Che non è però l’universo del caos, ma quello della ricerca costante di una geometria definita e comprensibile. Se il cosmo è a portata di mano (va ricordato che l’uomo sbarcò sulla luna nel 1969, e che quegli erano gli anni in cui il tema dell’uomo nella galassia era non solo di cronaca, ma anche di attualità letteraria), nel senso intellettivo del termine, non sarà possibile ridurre la nostra vita a strade per noi percorribili?
MAESTRI
Pertanto, D’Ambros va considerato a tutti gli effetti un maestro del Novecento. Ha scelto di dipingere lo spazio usando modalità assolutamente innovative, lo ha fatto con un’idea peculiare e virtuosa, ha realizzato porzioni di galassia in maniera unica. Lontano dalla fama, lontano dai riflettori, ma con una determinazione che, anche in vita, gli ha consentito di maturare dei sucessi che l’hanno ripagato, e con la partecipazione alla XXXVa Biennale di Venezia (l’asteroide d’oro, scultura in vetro di murano) consacrato nel Pantheon.

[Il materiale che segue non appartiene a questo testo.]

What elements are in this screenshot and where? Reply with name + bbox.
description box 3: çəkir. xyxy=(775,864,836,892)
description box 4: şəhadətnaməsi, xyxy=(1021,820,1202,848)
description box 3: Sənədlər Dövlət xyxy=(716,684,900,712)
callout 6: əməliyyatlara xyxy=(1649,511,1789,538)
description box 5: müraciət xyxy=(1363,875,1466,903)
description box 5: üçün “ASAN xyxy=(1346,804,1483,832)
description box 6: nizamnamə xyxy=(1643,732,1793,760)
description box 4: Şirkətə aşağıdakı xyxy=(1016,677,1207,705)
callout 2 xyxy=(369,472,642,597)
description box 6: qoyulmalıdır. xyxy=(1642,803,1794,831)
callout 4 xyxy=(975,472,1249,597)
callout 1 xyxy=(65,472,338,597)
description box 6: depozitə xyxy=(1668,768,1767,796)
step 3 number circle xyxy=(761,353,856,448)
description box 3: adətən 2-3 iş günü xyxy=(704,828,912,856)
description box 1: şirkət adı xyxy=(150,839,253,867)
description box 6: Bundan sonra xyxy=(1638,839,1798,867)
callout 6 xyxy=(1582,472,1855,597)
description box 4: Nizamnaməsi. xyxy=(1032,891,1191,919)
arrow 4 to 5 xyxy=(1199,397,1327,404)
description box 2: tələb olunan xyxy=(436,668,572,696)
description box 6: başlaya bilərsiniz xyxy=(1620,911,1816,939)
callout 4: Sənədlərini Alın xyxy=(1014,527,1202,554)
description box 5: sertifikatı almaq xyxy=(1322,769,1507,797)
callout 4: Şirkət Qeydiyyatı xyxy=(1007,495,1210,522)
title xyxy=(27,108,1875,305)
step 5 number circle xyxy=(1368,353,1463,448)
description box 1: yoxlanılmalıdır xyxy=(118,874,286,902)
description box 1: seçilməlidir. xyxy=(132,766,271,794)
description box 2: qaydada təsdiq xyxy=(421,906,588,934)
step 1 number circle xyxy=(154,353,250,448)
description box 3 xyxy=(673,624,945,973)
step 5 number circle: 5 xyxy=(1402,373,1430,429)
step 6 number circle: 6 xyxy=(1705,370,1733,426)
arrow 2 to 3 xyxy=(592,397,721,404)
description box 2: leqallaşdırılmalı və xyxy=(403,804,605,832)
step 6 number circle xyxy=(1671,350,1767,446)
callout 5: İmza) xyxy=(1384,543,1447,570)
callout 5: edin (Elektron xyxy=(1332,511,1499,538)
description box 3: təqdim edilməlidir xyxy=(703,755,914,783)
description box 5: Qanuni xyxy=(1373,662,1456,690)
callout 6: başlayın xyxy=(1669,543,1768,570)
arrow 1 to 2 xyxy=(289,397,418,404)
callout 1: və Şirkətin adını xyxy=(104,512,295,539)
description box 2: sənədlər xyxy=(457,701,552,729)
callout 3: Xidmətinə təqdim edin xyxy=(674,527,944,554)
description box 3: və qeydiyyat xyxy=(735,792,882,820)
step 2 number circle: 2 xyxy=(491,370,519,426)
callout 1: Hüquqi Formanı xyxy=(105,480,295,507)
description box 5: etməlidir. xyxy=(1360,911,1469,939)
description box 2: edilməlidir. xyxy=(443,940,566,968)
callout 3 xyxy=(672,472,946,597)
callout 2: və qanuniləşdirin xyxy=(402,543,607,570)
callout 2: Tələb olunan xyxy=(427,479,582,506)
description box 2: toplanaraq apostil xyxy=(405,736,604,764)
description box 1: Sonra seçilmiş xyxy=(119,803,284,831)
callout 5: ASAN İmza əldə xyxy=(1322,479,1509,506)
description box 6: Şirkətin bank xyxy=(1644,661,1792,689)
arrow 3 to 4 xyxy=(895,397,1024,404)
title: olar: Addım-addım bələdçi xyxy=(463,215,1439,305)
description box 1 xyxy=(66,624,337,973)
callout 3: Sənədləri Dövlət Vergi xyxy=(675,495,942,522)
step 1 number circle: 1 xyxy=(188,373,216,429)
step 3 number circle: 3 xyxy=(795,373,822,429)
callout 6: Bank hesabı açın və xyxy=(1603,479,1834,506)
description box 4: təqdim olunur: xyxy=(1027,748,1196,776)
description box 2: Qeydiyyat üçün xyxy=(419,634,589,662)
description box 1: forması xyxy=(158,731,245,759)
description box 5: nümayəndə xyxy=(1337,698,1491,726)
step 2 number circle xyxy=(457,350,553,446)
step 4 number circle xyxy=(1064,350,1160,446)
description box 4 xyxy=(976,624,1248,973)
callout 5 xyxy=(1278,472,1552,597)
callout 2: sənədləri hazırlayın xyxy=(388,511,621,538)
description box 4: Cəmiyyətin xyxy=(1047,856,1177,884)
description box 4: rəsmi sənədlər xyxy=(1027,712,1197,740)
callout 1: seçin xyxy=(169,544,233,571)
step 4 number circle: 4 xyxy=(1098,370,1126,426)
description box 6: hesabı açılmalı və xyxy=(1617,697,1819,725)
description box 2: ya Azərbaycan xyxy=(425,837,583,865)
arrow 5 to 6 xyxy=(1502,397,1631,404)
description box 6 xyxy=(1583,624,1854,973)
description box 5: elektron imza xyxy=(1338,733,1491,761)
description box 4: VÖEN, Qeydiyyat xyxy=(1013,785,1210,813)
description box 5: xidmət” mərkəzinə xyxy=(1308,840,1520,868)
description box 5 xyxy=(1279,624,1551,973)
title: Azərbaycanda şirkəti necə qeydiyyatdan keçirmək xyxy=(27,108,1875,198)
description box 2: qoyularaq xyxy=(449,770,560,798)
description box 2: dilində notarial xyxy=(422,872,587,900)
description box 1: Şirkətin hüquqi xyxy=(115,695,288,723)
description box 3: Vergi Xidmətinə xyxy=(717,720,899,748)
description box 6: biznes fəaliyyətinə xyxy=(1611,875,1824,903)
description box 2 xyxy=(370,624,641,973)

E’ in programma un ciclo di mostre – dalla retrospettiva di Noventa Vicentina – che darà a D’Ambros, almeno in parte, la possibilità di parlare al suo pubblico. Come fa un maestro, dall’alto di una cattedra. La sua è un cavalletto.
LA MODERNITA’ E IL VALORE
Le tele di Rino D’Ambros sono per questo di una straordinaria modernità. Opere del suo tempo, per le tematiche affrontate, ma che sanno parlare all’uomo di oggi in maniera diretta, senza fraintendimenti. I cosmi dell’artista di Feltre raccontano di un uomo che si pone difronte al tutto, e che cerca di reinterpretarlo dando una connotazione intellegibile all’universo. Perché l’universo non è solo qualcosa che ci circonda e che ci permea, qualcosa che sta attorno a noi, ma anche la sostanza di cui siamo fatti.
Pertanto, il valore di queste opere è notevole. Dal punto di vista storico, da quello artistico e da quello culturale in genere. D’Ambros ha descritto un modo di vedere il mondo in maniera unica, con gli strumenti degli anni sessanta e settanta, inventandosi un’arte e dei linguaggi che non c’erano.
Ma i risultati del suo lavoro sono opere che continuano a parlarci. Anche oggi.